WOWHoneypot

ハニーポット「WOWHoneypot」で2019/03/27 (水) 00:00~23:59 UTC(運用83日目)に取得したログの簡易分析です。

2019/03/25~2019/03/26の間、ハニーポットのログを取得できませんでした。そのため、記事の更新はお休みします。

初観測のアクセスが2件ありました。初観測のアクセスは、Cisco IOS Telephony Service(ITS)ルーターの探査と思われるアクセスと意図が不明なアクセスの2件です。
また、ZmEuによるスキャンや不完全なUser-Agentが設定されたアクセスがありました。

概況

国別のアクセス件数は以下の通りです。

順位	国名	件数	前日の順位	前日の件数	件数差	備考
1.	Turkey	3	-	0	+3	-
2.	Italy	3	-	0	+3	-
3.	Cambodia	2	-	0	+2	-
4.	China	2	-	0	+2	-
5.	Brazil	2	4.	1	+1	-
6.	United States	1	-	0	+1	-
7.	Nigeria	1	-	0	+1	-
8.	Poland	1	-	0	+1	-
9.	Slovakia	1	-	0	+1	-
10.	Colombia	1	-	0	+1	-
11.	Philippines	1	-	0	+1	-
12.	Greece	1	-	0	+1	-
13.	Slovenia	1	-	0	+1	-
14.	Germany	1	-	0	+1	-
15.	Romania	1	-	0	+1	-
16.	Peru	1	-	0	+1	-
17.	Japan	1	-	0	+1	-
18.	Russia	1	2.	1	+-0	-
19.	Chile	1	-	0	+1	-
20.	Netherlands	1	-	0	+1	-

初めて観測するパスへのアクセスが2件ありました。
- 1件はCisco IOS Telephony Service(ITS)ルーターの探査と思われるアクセスです。
  - パスは以下の通りです。
    - /telephony-service.html
- 残りの1件のアクセスの意図は不明でした。
  - パスは以下の通りです。
    - /requested.html
  - GETリクエストですが、HTTPボディが設定されていました。
トップページへのアクセスの中に不完全なUser-Agentが設定されたものが1件ありました。
- User-AgentはMozilla/4.0 (compatible; MSIE 6.0; Windows NT 5.1でした。

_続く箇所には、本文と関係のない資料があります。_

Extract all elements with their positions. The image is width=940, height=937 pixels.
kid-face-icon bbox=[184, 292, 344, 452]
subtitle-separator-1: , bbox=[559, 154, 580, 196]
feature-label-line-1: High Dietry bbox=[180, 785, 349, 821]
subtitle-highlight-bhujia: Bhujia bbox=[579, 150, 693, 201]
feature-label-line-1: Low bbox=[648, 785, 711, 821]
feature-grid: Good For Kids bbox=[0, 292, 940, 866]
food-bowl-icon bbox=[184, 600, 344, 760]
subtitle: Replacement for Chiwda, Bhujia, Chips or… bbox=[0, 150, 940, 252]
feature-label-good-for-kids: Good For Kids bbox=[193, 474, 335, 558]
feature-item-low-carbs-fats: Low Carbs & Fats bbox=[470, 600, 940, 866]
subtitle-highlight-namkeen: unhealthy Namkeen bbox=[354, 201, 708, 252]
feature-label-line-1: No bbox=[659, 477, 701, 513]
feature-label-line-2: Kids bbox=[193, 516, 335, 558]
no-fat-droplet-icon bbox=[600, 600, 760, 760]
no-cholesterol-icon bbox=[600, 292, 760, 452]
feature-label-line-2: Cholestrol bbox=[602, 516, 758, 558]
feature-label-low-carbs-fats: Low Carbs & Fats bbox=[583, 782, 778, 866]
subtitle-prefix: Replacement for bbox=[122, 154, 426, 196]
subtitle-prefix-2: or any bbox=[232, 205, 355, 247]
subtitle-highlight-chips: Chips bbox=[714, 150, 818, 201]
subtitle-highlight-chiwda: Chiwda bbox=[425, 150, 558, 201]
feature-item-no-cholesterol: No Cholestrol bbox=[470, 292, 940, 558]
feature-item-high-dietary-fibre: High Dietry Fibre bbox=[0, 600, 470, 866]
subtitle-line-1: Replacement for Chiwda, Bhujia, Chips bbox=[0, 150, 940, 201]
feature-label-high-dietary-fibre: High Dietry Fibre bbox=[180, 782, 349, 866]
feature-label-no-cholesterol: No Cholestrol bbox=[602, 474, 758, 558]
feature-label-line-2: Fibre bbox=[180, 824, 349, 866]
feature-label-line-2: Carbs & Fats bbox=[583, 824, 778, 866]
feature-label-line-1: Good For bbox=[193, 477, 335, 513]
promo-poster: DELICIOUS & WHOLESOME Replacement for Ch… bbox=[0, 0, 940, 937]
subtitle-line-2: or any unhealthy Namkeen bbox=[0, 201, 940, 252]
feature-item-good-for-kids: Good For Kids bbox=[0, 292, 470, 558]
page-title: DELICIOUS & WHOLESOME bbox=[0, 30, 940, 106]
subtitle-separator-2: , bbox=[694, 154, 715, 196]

意図が不明なアクセスのHTTPリクエストは以下の通りです。

GET /requested.html HTTP/1.0
Content-Length: 3
User-Agent: Mozilla/5.0 (Windows NT 6.1; Win64; x64; rv:30.N) Gecko/20110302 Firefox/30.0

200

アクセス先の一覧は以下の通りです。

順位	備考	アクセス先	件数	前日の順位	前日の件数	件数差
1.	トップページへのアクセス	GET / HTTP/1.1	21	1.	4	+17
2.	ZmEuによるスキャンの開始の合図	GET /w00tw00t.at.blackhats.romanian.anti-sec:) HTTP/1.1	1	-	0	+1
3.	phpMyAdminの探査(ZmEuによるスキャン)	GET /phpMyAdmin/scripts/db___.init.php HTTP/1.1	1	-	0	+1
4.	phpMyAdminの探査(ZmEuによるスキャン)	GET /phpmyadmin/scripts/db___.init.php HTTP/1.1	1	-	0	+1
5.	トップページへのアクセス	GET / HTTP/1.0	1	-	0	+1
6.	意図不明	GET /requested.html HTTP/1.0	1	-	0	+1
7.	Cisco IOS Telephony Service(ITS)ルーターの探査と思われるアクセス(参照)	GET /telephony-service.html HTTP/1.1	1	-	0	+1

WOWHoneypotで取得したログの簡易分析は以上です。